The law of rectilinear diameters, Eq. (1.7) applies to water as for other fluids. For water the values of the coefficients of the mean specific volumes are a = (61.6 ± 0.6) × 10−3 m3 kg−1 and b = (90.4 ± 1.0) × 10−6 m3/kg−1 · K−1 over a considerable range of temperatures: T ≥ 600 K up to the critical point. The critical density derived from this expression is the accepted value of 322 ± 3 kg m−3.

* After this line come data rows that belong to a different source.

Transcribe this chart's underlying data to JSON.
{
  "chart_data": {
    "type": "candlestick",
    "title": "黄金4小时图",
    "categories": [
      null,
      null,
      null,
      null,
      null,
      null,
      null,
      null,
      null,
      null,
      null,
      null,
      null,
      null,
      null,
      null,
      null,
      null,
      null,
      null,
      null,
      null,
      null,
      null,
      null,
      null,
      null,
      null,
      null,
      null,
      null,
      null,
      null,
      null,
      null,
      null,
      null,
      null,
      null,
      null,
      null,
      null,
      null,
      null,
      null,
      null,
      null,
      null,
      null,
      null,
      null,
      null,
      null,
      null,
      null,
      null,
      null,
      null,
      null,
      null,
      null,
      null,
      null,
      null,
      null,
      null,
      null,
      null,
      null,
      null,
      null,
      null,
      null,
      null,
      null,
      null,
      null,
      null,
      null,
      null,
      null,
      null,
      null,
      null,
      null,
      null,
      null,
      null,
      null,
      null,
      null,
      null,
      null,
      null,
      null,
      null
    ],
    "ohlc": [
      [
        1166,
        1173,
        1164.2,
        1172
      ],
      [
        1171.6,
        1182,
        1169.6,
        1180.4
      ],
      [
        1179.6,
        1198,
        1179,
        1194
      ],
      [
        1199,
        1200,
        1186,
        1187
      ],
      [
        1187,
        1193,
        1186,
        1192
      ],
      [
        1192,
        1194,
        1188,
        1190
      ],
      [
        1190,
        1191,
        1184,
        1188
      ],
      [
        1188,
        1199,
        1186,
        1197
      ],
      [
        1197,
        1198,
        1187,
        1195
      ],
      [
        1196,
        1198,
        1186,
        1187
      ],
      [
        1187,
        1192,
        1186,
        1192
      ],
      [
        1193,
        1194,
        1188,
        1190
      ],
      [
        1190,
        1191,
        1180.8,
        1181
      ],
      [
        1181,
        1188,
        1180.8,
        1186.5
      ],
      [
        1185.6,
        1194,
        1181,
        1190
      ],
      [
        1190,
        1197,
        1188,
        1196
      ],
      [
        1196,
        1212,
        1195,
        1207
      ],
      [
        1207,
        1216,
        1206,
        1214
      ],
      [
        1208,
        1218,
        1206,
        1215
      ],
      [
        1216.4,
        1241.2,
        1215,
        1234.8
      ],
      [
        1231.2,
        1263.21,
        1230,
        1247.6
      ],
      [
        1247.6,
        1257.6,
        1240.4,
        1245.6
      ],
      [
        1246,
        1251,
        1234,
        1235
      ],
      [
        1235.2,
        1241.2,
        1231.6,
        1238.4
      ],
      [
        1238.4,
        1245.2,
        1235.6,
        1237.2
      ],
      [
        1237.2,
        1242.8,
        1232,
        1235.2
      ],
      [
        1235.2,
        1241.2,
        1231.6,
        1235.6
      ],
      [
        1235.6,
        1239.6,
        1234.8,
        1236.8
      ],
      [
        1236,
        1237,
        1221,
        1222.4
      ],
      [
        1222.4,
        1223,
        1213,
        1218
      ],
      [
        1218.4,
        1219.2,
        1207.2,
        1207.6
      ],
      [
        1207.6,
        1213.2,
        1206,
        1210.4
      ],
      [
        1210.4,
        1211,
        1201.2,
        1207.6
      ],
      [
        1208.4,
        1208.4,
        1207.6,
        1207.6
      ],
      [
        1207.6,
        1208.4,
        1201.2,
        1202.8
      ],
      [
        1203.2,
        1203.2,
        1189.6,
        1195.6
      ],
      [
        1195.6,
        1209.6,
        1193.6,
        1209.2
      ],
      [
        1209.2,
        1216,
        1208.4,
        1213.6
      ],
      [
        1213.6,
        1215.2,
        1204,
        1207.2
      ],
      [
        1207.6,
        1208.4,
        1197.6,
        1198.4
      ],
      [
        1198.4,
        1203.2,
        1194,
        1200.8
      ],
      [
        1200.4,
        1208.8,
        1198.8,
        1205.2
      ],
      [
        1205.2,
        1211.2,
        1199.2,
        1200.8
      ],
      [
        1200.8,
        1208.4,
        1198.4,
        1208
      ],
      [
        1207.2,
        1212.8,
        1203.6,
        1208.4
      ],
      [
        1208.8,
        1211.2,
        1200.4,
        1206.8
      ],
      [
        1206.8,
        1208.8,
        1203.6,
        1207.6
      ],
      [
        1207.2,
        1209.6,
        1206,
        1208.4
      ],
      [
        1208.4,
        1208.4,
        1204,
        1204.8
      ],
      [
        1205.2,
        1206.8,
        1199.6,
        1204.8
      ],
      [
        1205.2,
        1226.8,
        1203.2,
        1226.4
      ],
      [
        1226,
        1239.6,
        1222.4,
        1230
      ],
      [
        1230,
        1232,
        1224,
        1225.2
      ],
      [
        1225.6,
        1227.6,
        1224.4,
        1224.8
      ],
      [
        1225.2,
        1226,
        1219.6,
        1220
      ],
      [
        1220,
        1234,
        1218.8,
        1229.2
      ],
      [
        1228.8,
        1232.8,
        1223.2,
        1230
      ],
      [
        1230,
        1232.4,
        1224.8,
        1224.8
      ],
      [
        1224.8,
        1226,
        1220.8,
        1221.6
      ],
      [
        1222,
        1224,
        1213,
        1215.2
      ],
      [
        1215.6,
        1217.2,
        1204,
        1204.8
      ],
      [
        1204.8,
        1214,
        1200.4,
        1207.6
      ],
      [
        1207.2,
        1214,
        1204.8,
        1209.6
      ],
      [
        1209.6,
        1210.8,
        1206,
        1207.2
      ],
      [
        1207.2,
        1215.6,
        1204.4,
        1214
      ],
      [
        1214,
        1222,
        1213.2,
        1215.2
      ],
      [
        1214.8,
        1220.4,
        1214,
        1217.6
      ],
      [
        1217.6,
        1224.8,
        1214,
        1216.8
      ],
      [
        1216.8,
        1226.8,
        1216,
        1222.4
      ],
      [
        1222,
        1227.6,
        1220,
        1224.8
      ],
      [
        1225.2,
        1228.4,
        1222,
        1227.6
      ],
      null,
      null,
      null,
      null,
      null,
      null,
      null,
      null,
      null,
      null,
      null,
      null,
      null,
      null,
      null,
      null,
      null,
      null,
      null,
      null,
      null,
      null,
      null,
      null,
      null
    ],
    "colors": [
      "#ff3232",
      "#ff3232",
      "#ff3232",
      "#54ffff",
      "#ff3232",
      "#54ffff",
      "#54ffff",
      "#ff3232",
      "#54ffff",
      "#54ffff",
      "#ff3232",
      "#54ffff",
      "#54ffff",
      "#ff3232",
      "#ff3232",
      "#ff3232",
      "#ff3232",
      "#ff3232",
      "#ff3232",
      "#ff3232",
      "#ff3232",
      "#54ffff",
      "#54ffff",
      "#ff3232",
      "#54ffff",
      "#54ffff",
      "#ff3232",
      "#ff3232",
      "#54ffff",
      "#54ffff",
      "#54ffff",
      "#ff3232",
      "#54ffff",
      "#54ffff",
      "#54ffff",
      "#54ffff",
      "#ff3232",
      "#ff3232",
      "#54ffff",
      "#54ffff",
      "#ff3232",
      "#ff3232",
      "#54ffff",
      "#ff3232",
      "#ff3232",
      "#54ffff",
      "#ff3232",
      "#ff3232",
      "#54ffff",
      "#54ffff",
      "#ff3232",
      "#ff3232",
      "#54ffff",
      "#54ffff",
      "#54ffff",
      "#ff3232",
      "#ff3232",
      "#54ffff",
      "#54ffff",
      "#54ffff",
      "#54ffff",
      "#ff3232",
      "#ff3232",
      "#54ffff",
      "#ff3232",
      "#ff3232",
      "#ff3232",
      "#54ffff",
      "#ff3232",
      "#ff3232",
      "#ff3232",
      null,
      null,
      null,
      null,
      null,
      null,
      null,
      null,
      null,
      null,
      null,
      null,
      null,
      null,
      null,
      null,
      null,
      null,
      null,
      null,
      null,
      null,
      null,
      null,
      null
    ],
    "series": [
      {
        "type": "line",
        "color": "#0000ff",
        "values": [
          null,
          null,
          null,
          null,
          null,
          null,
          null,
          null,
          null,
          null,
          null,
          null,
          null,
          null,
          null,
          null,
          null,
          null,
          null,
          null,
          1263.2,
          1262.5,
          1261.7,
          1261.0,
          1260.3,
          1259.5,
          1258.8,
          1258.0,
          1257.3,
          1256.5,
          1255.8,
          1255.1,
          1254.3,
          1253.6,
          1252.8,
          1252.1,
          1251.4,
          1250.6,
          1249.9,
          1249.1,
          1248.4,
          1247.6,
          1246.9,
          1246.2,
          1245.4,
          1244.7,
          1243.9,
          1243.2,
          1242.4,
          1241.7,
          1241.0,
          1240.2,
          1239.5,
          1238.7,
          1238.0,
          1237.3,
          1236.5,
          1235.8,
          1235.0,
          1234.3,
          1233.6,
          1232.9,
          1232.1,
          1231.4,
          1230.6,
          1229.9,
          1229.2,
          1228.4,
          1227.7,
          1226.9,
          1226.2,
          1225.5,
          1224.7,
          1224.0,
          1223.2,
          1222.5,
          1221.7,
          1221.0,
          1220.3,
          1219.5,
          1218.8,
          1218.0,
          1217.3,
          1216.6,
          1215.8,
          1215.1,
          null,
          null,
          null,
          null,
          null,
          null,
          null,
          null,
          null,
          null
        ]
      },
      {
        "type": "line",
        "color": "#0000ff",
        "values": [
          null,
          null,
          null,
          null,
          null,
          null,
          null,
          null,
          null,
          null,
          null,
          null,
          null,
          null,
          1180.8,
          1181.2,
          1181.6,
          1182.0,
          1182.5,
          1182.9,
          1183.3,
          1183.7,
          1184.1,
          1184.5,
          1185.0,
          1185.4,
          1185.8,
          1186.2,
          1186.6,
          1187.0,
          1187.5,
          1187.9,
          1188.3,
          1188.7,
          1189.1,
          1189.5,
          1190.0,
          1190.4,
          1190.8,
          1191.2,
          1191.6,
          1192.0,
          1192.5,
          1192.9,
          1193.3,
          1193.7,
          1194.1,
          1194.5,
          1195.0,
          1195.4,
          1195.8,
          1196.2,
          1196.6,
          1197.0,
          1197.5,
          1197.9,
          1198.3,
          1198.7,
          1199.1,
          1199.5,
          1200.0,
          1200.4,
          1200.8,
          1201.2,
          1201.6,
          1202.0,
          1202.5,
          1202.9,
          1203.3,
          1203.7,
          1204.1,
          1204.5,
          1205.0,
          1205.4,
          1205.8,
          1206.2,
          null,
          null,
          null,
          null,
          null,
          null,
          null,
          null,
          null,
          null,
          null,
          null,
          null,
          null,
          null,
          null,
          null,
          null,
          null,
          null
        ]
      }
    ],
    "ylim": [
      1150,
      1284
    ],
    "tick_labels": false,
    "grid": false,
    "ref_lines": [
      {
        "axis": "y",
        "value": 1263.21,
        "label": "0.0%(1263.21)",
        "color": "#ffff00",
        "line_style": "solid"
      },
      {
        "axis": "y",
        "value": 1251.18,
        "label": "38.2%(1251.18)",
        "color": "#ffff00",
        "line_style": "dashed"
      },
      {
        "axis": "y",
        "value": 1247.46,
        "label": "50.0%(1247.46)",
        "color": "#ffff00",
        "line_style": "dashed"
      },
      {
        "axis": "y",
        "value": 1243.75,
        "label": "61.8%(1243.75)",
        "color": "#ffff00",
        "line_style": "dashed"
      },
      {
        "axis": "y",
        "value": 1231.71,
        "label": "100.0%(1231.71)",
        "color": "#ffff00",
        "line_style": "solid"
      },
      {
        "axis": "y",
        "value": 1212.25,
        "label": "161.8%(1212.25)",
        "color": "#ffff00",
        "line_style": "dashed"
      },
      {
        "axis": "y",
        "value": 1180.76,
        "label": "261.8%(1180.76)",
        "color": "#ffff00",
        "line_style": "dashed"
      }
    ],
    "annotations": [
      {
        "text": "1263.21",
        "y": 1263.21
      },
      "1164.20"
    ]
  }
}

The critical indexes (see Section 2) are supposed to have universal values, but when actual P, ρ, and T (PVT) data for water very near the critical point, at τ = 1 − T/Tc 0.01 are used somewhat different values result: α = 0.11 (instead of ≈0), β = 0.34 (instead of 0.5), γ = 1.21 (instead of 1), and δ = 4.56 (instead of 3) [33]. A slightly different set was given earlier by Watson et al. [34]: α = 0.087, β = 0.335, γ = 1.212, and δ = 4.46. With these and 13 additional parameters the equation of state is established from τ = −0.002 to 0.118 within the experimental errors of the PVT data. Also, the sound velocity u and heat capacity CP data could be modeled well around the critical density. Considerably fewer parameters (only eight) are needed when the PVT data are modeled according to the three-site associated perturbed anisotropic chain theory (APACT), with a total mean deviation of 1% for the density and 2% for the pressure for −0.27 ≤ τ ≤ 1.97 [35].